By Ibrahim Anjro · · 9 min read

Una carta digital es la única pieza de marketing que cada comensal lee de verdad, y la única que puedes corregir desde el móvil entre servicios. Este es el orden de operaciones exacto para pasar de una carta de papel a una carta QR rápida, con fotos y multilingüe en una tarde.

Resumen — Puntos clave

  • Empieza digitalizando, no diseñando. Mete primero tu carta actual en el sistema (una foto o una hoja de cálculo) y luego refínala: es mucho más rápido que teclear 90 platos a mano.

  • La estructura gana a la decoración. Categorías claras de 5–7 platos, en el orden correcto, hacen más por las ventas que cualquier esquema de color.

  • Tres cosas elevan los pedidos: una buena descripción, una foto real y grupos de opciones que dejan al comensal añadir extras. Construye cada plato con eso en mente.

  • Etiqueta una vez, vende en todas partes. Las etiquetas de alérgenos y dietas más la traducción convierten una carta en una carta segura y legible para cada comensal que entra.

  • Remata con un código QR dinámico. Un solo código en la mesa, actualizado en segundos: sin reimpresiones cuando cambia un precio o se agota un plato.

Qué significa realmente «una carta digital» en 2026

Una carta digital es tu carta alojada en línea y abierta en el móvil del comensal, normalmente al escanear un código QR de la mesa. Suena sencillo, pero la versión que ayuda a tu negocio no es un PDF fotografiado y subido: es una carta estructurada que se puede filtrar por alérgenos, traducir al idioma del comensal, buscar y actualizar en el instante en que cambia un precio. Además te da algo que una carta de papel nunca pudo: datos sobre qué platos mira y pide la gente de verdad.

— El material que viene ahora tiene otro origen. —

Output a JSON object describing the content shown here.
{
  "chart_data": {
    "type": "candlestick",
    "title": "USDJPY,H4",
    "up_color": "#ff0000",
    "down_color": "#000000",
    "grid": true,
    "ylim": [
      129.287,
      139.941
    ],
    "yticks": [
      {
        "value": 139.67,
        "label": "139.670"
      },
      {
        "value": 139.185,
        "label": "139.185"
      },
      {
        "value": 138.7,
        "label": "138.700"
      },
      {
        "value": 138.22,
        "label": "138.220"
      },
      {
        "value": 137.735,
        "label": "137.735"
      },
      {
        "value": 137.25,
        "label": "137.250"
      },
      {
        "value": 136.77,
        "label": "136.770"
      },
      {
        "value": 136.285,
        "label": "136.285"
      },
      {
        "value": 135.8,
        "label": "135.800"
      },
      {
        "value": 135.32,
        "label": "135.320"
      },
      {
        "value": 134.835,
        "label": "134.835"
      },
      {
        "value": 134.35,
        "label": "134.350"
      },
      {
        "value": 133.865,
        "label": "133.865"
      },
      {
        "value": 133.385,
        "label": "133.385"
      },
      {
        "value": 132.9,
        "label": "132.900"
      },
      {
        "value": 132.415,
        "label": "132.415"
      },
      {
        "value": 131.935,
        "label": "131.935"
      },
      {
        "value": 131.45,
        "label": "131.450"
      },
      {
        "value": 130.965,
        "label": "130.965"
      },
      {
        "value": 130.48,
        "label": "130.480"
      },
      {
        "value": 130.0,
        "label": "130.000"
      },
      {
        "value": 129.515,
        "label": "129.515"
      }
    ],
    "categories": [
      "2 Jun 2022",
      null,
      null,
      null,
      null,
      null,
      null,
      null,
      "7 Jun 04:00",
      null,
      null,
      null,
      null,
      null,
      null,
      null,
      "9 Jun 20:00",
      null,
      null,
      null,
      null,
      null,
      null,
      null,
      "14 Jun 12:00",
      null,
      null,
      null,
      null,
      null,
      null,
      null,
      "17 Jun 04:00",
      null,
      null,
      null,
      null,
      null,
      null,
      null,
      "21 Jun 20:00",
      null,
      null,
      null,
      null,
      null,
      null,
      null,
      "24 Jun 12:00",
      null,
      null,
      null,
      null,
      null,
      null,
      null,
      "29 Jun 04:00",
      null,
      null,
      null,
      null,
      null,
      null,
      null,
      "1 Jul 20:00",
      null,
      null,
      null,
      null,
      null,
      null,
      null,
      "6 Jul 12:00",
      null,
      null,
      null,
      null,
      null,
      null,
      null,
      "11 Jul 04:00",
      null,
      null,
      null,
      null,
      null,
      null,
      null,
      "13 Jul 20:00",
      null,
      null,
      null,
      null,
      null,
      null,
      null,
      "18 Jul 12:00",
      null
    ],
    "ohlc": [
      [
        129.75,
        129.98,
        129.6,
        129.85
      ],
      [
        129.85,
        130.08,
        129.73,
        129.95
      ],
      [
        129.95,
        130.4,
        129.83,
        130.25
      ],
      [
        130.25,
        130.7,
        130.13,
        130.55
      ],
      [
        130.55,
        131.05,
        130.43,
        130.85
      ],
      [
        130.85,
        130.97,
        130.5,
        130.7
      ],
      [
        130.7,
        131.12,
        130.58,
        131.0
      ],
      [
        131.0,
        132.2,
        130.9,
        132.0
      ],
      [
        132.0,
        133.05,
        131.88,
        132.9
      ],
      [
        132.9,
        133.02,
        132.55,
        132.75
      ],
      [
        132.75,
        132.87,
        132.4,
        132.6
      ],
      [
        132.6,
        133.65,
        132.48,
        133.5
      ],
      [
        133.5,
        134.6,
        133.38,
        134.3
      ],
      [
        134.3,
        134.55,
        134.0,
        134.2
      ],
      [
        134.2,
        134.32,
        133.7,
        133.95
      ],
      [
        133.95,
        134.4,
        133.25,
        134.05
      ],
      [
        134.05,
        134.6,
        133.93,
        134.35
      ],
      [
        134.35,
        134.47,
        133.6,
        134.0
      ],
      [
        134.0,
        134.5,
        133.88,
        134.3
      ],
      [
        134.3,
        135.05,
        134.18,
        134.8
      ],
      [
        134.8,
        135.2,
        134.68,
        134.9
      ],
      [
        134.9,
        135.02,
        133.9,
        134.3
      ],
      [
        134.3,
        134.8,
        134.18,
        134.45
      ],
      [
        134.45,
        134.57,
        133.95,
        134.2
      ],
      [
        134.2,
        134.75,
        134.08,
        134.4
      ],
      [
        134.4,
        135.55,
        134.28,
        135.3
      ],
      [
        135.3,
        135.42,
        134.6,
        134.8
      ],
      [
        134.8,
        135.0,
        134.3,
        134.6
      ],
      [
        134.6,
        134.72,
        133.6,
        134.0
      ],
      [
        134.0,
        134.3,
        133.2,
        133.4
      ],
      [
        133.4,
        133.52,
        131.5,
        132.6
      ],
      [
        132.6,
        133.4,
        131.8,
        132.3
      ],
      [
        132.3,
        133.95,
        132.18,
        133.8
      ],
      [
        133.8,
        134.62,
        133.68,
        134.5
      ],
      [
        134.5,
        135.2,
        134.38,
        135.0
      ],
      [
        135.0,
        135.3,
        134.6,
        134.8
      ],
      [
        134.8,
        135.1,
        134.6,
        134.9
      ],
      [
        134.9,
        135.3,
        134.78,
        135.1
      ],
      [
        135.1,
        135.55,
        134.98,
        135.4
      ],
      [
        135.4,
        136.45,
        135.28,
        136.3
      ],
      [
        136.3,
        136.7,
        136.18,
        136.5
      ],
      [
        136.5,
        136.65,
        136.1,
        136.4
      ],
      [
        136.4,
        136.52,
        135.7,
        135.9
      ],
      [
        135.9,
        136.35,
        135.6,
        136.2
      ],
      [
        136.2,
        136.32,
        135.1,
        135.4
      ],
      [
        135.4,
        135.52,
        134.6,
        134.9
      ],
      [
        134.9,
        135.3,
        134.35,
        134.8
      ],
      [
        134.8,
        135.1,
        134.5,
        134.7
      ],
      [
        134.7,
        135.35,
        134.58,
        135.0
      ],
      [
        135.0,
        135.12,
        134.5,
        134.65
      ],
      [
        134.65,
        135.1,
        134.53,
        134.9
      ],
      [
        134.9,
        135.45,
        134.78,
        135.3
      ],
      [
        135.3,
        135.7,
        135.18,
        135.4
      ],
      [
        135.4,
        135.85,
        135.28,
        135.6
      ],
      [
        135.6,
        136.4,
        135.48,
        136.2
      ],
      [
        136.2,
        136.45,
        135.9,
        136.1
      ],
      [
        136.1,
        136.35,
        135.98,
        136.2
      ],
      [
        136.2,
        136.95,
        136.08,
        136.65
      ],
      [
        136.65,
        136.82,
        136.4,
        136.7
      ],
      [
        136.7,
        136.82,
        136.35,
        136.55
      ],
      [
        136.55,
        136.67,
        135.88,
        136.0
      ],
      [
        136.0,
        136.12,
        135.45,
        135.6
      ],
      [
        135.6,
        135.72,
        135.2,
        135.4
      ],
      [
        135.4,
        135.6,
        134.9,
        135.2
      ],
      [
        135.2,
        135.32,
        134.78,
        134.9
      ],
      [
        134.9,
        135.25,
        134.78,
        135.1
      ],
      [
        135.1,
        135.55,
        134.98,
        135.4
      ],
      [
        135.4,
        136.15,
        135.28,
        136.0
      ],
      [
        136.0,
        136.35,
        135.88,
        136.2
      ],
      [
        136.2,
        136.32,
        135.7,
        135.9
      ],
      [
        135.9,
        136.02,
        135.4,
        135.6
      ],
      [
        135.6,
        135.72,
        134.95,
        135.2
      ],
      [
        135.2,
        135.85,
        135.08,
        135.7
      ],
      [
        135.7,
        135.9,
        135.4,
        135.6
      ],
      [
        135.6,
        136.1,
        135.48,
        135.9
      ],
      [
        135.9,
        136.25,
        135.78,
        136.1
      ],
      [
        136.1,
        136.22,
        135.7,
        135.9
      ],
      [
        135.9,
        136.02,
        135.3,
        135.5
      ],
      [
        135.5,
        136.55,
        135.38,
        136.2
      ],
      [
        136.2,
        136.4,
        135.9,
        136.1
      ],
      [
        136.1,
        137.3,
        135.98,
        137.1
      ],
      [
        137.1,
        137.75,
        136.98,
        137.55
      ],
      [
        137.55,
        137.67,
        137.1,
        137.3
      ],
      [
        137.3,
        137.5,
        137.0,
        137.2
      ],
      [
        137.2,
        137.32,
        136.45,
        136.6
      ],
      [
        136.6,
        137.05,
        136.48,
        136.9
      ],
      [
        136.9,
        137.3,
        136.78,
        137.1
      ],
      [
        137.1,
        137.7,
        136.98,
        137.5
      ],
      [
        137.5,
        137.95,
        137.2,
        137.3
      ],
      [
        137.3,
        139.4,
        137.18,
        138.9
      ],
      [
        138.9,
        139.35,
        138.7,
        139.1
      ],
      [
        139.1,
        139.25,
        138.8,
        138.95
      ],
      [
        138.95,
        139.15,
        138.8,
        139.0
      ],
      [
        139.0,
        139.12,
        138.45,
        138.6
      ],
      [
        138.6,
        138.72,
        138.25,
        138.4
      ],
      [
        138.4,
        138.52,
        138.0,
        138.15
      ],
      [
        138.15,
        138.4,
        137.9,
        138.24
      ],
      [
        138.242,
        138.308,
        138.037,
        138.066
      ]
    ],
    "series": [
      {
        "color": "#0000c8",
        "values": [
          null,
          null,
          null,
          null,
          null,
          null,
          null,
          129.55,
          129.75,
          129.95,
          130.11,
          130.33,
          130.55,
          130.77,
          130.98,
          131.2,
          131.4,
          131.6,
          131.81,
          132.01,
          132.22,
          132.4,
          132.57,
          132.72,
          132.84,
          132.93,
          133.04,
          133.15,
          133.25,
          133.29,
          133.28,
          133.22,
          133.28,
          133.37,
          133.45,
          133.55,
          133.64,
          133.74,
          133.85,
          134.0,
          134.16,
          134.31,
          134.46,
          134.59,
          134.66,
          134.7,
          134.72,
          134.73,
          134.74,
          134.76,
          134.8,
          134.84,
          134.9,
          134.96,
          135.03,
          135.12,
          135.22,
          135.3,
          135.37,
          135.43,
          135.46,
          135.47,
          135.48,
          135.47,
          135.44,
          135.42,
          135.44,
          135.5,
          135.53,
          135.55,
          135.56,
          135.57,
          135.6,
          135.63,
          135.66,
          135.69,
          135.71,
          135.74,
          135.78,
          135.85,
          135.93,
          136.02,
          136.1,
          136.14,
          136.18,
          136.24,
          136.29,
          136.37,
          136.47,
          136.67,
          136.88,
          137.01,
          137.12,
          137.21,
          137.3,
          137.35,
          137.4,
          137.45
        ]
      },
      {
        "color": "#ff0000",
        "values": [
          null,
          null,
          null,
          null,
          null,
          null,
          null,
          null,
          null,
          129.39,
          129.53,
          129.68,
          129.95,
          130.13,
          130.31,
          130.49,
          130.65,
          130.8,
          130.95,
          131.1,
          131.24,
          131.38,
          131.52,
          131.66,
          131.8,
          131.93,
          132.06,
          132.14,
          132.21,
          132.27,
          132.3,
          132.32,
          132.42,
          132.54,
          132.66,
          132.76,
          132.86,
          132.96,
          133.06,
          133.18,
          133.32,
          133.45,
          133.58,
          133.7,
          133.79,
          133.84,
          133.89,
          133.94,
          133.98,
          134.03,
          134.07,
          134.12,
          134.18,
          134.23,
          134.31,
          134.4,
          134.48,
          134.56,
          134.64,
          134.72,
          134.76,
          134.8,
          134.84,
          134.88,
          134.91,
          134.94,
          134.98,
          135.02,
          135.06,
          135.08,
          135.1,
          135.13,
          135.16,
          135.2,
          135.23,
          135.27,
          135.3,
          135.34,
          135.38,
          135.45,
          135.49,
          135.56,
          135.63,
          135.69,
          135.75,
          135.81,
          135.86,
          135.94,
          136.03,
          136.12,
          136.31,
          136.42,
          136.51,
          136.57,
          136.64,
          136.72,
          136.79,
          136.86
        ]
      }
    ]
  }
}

El resto de esta guía recorre la construcción en el orden que funciona, con un enlace a un tutorial más profundo para cada paso. No necesitas hacerlo todo el primer día. Pon primero una carta funcional en marcha y luego añade fotos, traducciones y opciones a lo largo de la primera semana.

Paso 1 — Digitaliza tu carta actual

No empieces con una pantalla en blanco. Lo que tengas —una carta impresa, un PDF de tu diseñador, una vieja hoja de cálculo— es tu camino más rápido a un primer borrador. Las plataformas de cartas modernas pueden leer una foto o un PDF nítido de tu carta y extraer los platos, las categorías y los precios para que los revises; si guardas tu carta en Excel, la importación con plantilla es aún más limpia.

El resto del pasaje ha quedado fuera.